Her yerden sesler gelir: tiz, berrak ve cırtlak. Kulağın duymaya yeltenmez ki orkestrayı sevesin… Ürpertir, korkutur seni o sesler, incitir kemiklerini; ıstırap çekenlerin nefesleri doldurur bütün vücudunu. Şahanedir bu bizim için oysa… mûsikîmizdir o bizim, kim yerini doldurabilir ki?
Gözlerin anlayarak bakar, düşünürsün gördüğün, baktığın kadın heykeli hakkında uzun uzun, zaman geçirirsin o yabancı şehirlerde yalnız başına. Biz öyle miyiz ki fakat, öyle bir ışıldarız, gurur duyarız ki şenlenir bütün hayat! Ne bilirsin ama sen, bizim için kıvrılmamış bir bel görmenin cana bedel olduğunu?

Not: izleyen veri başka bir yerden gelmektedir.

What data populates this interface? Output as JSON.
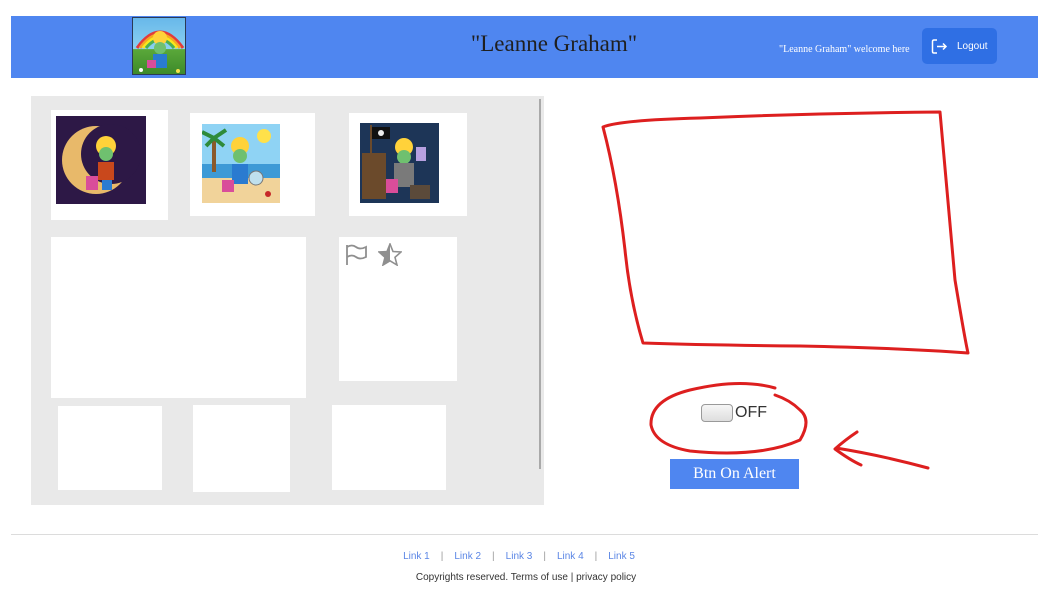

Biz Anadolu çocuğuyuz, öyle de kalırız. Başka bir sanat bilmeye ne gerek var, burada inci gibi memleketimiz dururken? Bizi daha ne yollar bekliyor, fakat senin hedeflerin farklı, çok farklı… Farklı yönlere sapıyoruz bundan sonra, yolun açık olsun!